And I don’t want the world to see me
‘Cause I don’t think that they’d understand
When everything’s made to be broken
I just want you to know who I am
– Iris, Goo-Dolls
We read a lot about minting an NFT and different platforms and capabilities. But, what does it mean to mint, and why do we use that term, other than one like create or make?
So, to start out, with — let’s define minting. It’s the act of making an NFT for the first time. It’s similar to the act of ‘minting’ a coin or currency. The original mint is just like it sounds — purchasing or receiving the thing from how it is made. But, for NFTs, the mint is different than for a coin or currency. First, the most obvious difference is that there is no physical thing — no gold, or nickel or tin — it is minted entirely electronically, in most cases on a crypto blockchain. So, how does it happen?
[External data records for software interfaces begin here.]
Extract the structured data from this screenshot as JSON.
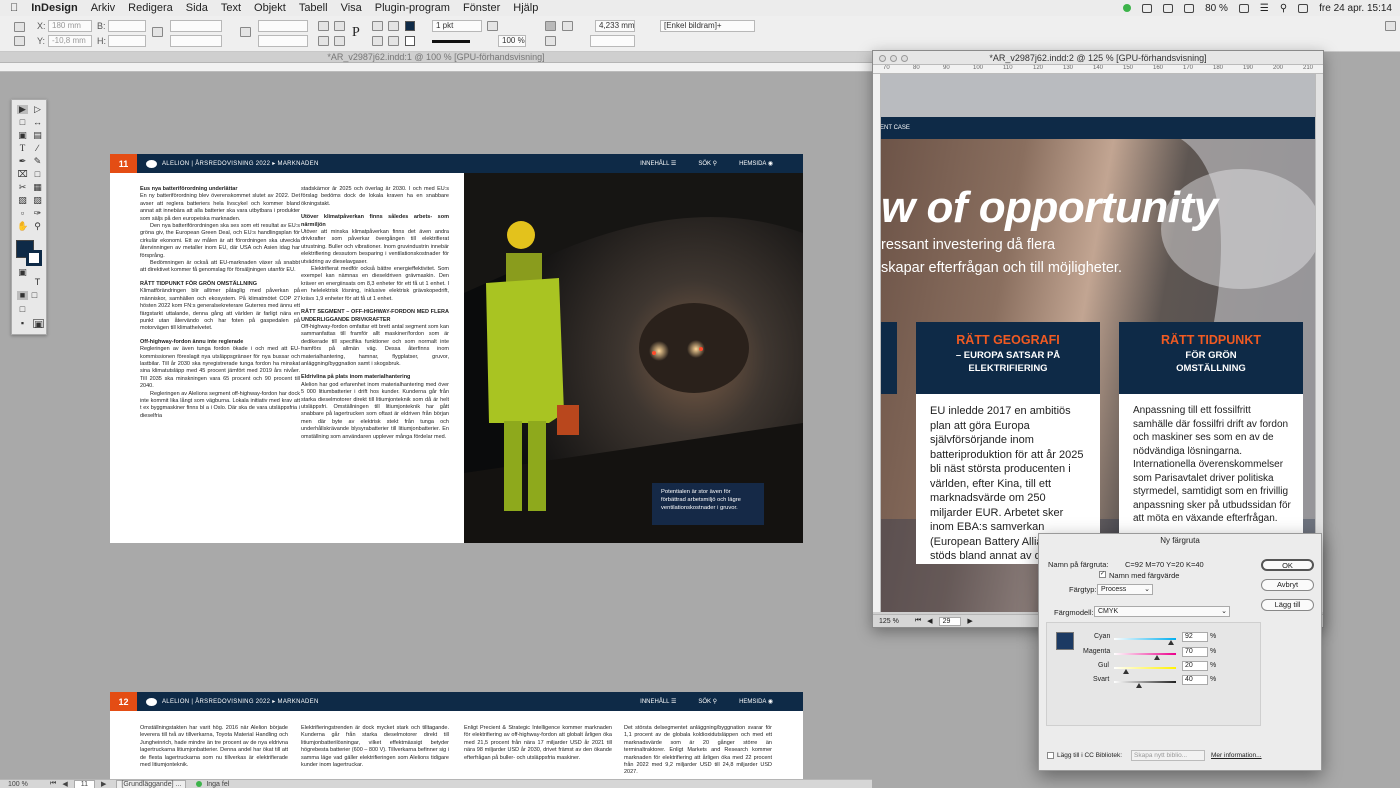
{
  "menubar": {
    "app": "InDesign",
    "items": [
      "Arkiv",
      "Redigera",
      "Sida",
      "Text",
      "Objekt",
      "Tabell",
      "Visa",
      "Plugin-program",
      "Fönster",
      "Hjälp"
    ],
    "battery": "80 %",
    "datetime": "fre 24 apr. 15:14"
  },
  "controlbar": {
    "x_label": "X:",
    "y_label": "Y:",
    "w_label": "B:",
    "h_label": "H:",
    "x_value": "180 mm",
    "y_value": "-10,8 mm",
    "stroke_weight": "1 pkt",
    "percent": "100 %",
    "dimension": "4,233 mm",
    "frame_style": "[Enkel bildram]+"
  },
  "window1": {
    "title": "*AR_v2987j62.indd:1 @ 100 % [GPU-förhandsvisning]"
  },
  "window2": {
    "title": "*AR_v2987j62.indd:2 @ 125 % [GPU-förhandsvisning]",
    "zoom": "125 %",
    "page": "29"
  },
  "ruler2": [
    "70",
    "80",
    "90",
    "100",
    "110",
    "120",
    "130",
    "140",
    "150",
    "160",
    "170",
    "180",
    "190",
    "200",
    "210"
  ],
  "spread1": {
    "page_number": "11",
    "crumb_main": "ALELION | ÅRSREDOVISNING 2022",
    "crumb_section": "MARKNADEN",
    "nav_contents": "INNEHÅLL",
    "nav_search": "SÖK",
    "nav_home": "HEMSIDA",
    "col1": [
      {
        "h": "Eus nya batteriförordning underlättar",
        "p": "En ny batteriförordning blev överenskommet slutet av 2022. Det avser att reglera batteriers hela livscykel och kommer bland annat att innebära att alla batterier ska vara utbytbara i produkter som säljs på den europeiska marknaden."
      },
      {
        "h": "",
        "p": "Den nya batteriförordningen ska ses som ett resultat av EU:s gröna giv, the European Green Deal, och EU:s handlingsplan för cirkulär ekonomi. Ett av målen är att förordningen ska utveckla återvinningen av metaller inom EU, där USA och Asien idag har försprång."
      },
      {
        "h": "",
        "p": "Bedömningen är också att EU-marknaden växer så snabbt att direktivet kommer få genomslag för försäljningen utanför EU."
      },
      {
        "h": "RÄTT TIDPUNKT FÖR GRÖN OMSTÄLLNING",
        "p": "Klimatförändringen blir alltmer påtaglig med påverkan på människor, samhällen och ekosystem. På klimatmötet COP 27 hösten 2022 kom FN:s generalsekreterare Guterres med ännu ett färgstarkt uttalande, denna gång att världen är farligt nära en punkt utan återvändo och har foten på gaspedalen på motorvägen till klimathelvetet."
      },
      {
        "h": "Off-highway-fordon ännu inte reglerade",
        "p": "Regleringen av även tunga fordon ökade i och med att EU-kommissionen föreslagit nya utsläppsgränser för nya bussar och lastbilar. Till år 2030 ska nyregistrerade tunga fordon ha minskat sina klimatutsläpp med 45 procent jämfört med 2019 års nivåer. Till 2035 ska minskningen vara 65 procent och 90 procent till 2040."
      },
      {
        "h": "",
        "p": "Regleringen av Alelions segment off-highway-fordon har dock inte kommit lika långt som vägburna. Lokala initiativ med krav att t ex byggmaskiner finns bl a i Oslo. Där ska de vara utsläppsfria i dieselfria"
      }
    ],
    "col2": [
      {
        "h": "",
        "p": "stadskärnor år 2025 och överlag år 2030. I och med EU:s förslag bedöms dock de lokala kraven ha en snabbare ökningstakt."
      },
      {
        "h": "Utöver klimatpåverkan finns således arbets- som närmiljön",
        "p": "Utöver att minska klimatpåverkan finns det även andra drivkrafter som påverkar övergången till elektrifierat utrustning. Buller och vibrationer. Inom gruvindustrin innebär elektrifiering dessutom besparing i ventilationskostnader för utvädring av dieselavgaser."
      },
      {
        "h": "",
        "p": "Elektrifierat medför också bättre energieffektivitet. Som exempel kan nämnas en dieseldriven grävmaskin. Den kräver en energiinsats om 8,3 enheter för ett få ut 1 enhet. I en helelektrisk lösning, inklusive elektrisk grävskopedrift, krävs 1,9 enheter för att få ut 1 enhet."
      },
      {
        "h": "RÄTT SEGMENT – OFF-HIGHWAY-FORDON MED FLERA UNDERLIGGANDE DRIVKRAFTER",
        "p": "Off-highway-fordon omfattar ett brett antal segment som kan sammanfattas till framför allt maskiner/fordon som är dedikerade till specifika funktioner och som normalt inte framförs på allmän väg. Dessa återfinns inom materialhantering, hamnar, flygplatser, gruvor, anläggning/byggnation samt i skogsbruk."
      },
      {
        "h": "Eldrivlina på plats inom materialhantering",
        "p": "Alelion har god erfarenhet inom materialhantering med över 5 000 litiumbatterier i drift hos kunder. Kunderna går från starka dieselmotorer direkt till litiumjonteknik som då är helt utsläppsfri. Omställningen till litiumjonteknik har gått snabbare på lagertrucken som oftast är eldriven från början men där byte av elektrisk stekt från tunga och underhållskrävande blysyrabatterier till litiumjonbatterier. En omställning som användaren upplever många fördelar med."
      }
    ],
    "caption": "Potentialen är stor även för förbättrad arbetsmiljö och lägre ventilationskostnader i gruvor."
  },
  "spread2": {
    "page_number": "12",
    "crumb_main": "ALELION | ÅRSREDOVISNING 2022",
    "crumb_section": "MARKNADEN",
    "cols": [
      "Omställningstakten har varit hög. 2016 när Alelion började leverera till två av tillverkarna, Toyota Material Handling och Jungheinrich, hade mindre än tre procent av de nya eldrivna lagertruckarna litiumjonbatterier. Denna andel har ökat till att de flesta lagertruckarna som nu tillverkas är elektrifierade med litiumjonteknik.",
      "Elektrifieringstrenden är dock mycket stark och tilltagande. Kunderna går från starka dieselmotorer direkt till litiumjonbatterilösningar, vilket effektmässigt betyder högrebesta batterier (600 – 800 V). Tillverkarna befinner sig i samma läge vad gäller elektrifieringen som Alelions tidigare kunder inom lagertruckar.",
      "Enligt Precient & Strategic Intelligence kommer marknaden för elektrifiering av off-highway-fordon att globalt årligen öka med 21,5 procent från nära 17 miljarder USD år 2021 till nära 98 miljarder USD år 2030, drivet främst av den ökande efterfrågan på buller- och utsläppsfria maskiner.",
      "Det största delsegmentet anläggning/byggnation svarar för 1,1 procent av de globala koldioxidutsläppen och med ett marknadsvärde som är 20 gånger större än terminaltraktorer. Enligt Markets and Research kommer marknaden för elektrifiering att årligen öka med 22 procent från 2022 med 9,2 miljarder USD till 24,8 miljarder USD 2027."
    ]
  },
  "win2page": {
    "tag": "CASE",
    "headline": "w of opportunity",
    "sub1": "ressant investering då flera",
    "sub2": "skapar efterfrågan och till  möjligheter.",
    "box1_title": "RÄTT GEOGRAFI",
    "box1_sub1": "– EUROPA SATSAR PÅ",
    "box1_sub2": "ELEKTRIFIERING",
    "box1_body": "EU inledde 2017 en ambitiös plan att göra Europa självförsörjande inom batteriproduktion för att år 2025 bli näst största producenten i världen, efter Kina, till ett marknadsvärde om 250 miljarder EUR. Arbetet sker inom EBA:s samverkan (European Battery Alliance) som stöds bland annat av det europeiska innovationsnavet för hållbar energi, EIT InnoEn",
    "box2_title": "RÄTT TIDPUNKT",
    "box2_sub1": "FÖR GRÖN",
    "box2_sub2": "OMSTÄLLNING",
    "box2_body": "Anpassning till ett fossilfritt samhälle där fossilfri drift av fordon och maskiner ses som en av de nödvändiga lösningarna. Internationella överenskommelser som Parisavtalet driver politiska styrmedel, samtidigt som en frivillig anpassning sker på utbudssidan för att möta en växande efterfrågan."
  },
  "dialog": {
    "title": "Ny färgruta",
    "name_label": "Namn på färgruta:",
    "name_value": "C=92 M=70 Y=20 K=40",
    "name_with_value": "Namn med färgvärde",
    "type_label": "Färgtyp:",
    "type_value": "Process",
    "model_label": "Färgmodell:",
    "model_value": "CMYK",
    "cyan_label": "Cyan",
    "cyan_value": "92",
    "magenta_label": "Magenta",
    "magenta_value": "70",
    "yellow_label": "Gul",
    "yellow_value": "20",
    "black_label": "Svart",
    "black_value": "40",
    "pct": "%",
    "ok": "OK",
    "cancel": "Avbryt",
    "add": "Lägg till",
    "cc_label": "Lägg till i CC Bibliotek:",
    "cc_placeholder": "Skapa nytt biblio...",
    "more_info": "Mer information...",
    "swatch_color": "#1c3a63"
  },
  "levels": {
    "cyan": 0.92,
    "magenta": 0.7,
    "yellow": 0.2,
    "black": 0.4
  },
  "statusbar": {
    "zoom": "100 %",
    "page": "11",
    "style": "[Grundläggande] ...",
    "errors": "Inga fel"
  }
}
It is effectively the deployment of a contract onto the blockchain. The contract is deployed by sending it off to the miners/validators and paying the gas fee (typically Eth on the Ethereum L1). The contract has certain parts to it if it complies with the NFT standard (generally ERC 721), which are quite technical, but generally include:
– methods to transfer possession
– a symbol
– a name
– the number of NFTs to be created
– a metadata pointer which includes the data on the thing that is being made
This metadata itself may have parts to it, including name, a hash, and other data to indicate the thing (for example a jpeg image or audio file).
If this sounds complicated, there are platforms that can do a lot of this for you. The most popular one on Eth is OpenSea. It’s easy to mint on there and a lot of the technical parts are abstracted away. In fact, give it a shot. You can easily make your own NFT for any image, screenshot or other data file that you have.
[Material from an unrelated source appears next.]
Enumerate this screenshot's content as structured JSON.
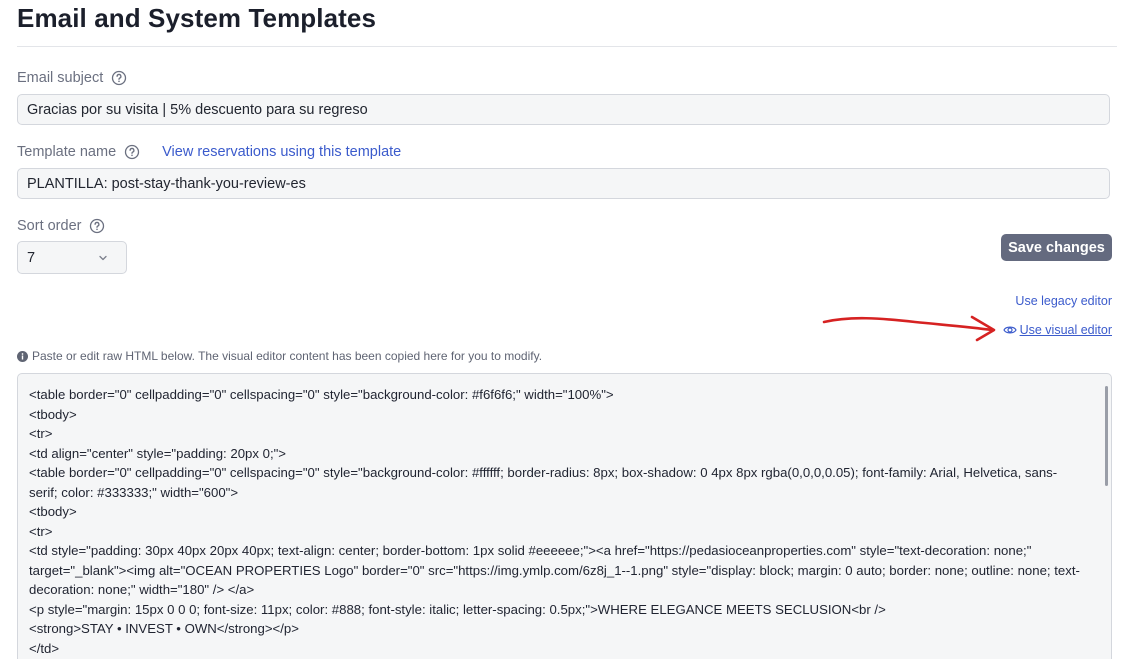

To do this, you link your wallet (I like MetaMask) and then click on Create. There is a simple web app, which can get more complicated, but it lets you create an NFT and include some fields that OpenSea can read and use for listing your NFT. When you do this, you can easily see the NFT in your wallet, under your OpenSea profile, or with any wallet which or connected app that lets you view your NFTs.
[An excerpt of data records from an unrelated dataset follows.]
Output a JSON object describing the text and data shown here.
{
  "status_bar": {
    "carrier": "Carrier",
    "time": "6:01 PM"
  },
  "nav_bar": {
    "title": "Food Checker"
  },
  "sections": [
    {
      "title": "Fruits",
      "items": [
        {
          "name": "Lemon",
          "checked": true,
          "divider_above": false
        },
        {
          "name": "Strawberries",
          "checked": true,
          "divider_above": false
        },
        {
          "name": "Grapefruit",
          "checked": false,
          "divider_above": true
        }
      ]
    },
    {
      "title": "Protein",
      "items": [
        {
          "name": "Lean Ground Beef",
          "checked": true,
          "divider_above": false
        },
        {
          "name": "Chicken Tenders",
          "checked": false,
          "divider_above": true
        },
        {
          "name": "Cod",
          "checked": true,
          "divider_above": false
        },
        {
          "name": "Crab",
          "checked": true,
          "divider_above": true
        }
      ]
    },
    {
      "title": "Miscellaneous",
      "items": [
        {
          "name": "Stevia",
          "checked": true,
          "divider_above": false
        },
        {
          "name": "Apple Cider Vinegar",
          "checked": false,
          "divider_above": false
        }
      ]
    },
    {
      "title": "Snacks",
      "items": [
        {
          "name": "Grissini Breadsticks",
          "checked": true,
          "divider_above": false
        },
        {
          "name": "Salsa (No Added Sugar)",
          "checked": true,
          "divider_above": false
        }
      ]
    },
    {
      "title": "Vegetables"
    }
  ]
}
What’s so special about this? Well, you’ve created something that cannot be destroyed and will live as long as the Eth L1 lives. In addition, the ownership can easily be transferred and verified, and the owner can enjoy all of the use cases of having an NFT, which we have covered in other other blog posts. If you’re interested, there are similar sites and methods for creating NFTs on other L1s, such as Solana, Tezos and more. They all have generally the same structure. There are even more advanced NFT standards if you’re interested, such as ERC 1155, which allow for multi-state NFTs (like coupons which are unused/used). But, the core of them is the same. They can easily be created — and even multiple NFTs at a time can be created in more sophisticated collections.
So, start minting, or try to get the original mints. Bored Ape Yacht Club original mints went for about .08 ETH and are now selling for 120 ETH. When it’s good, it’s good.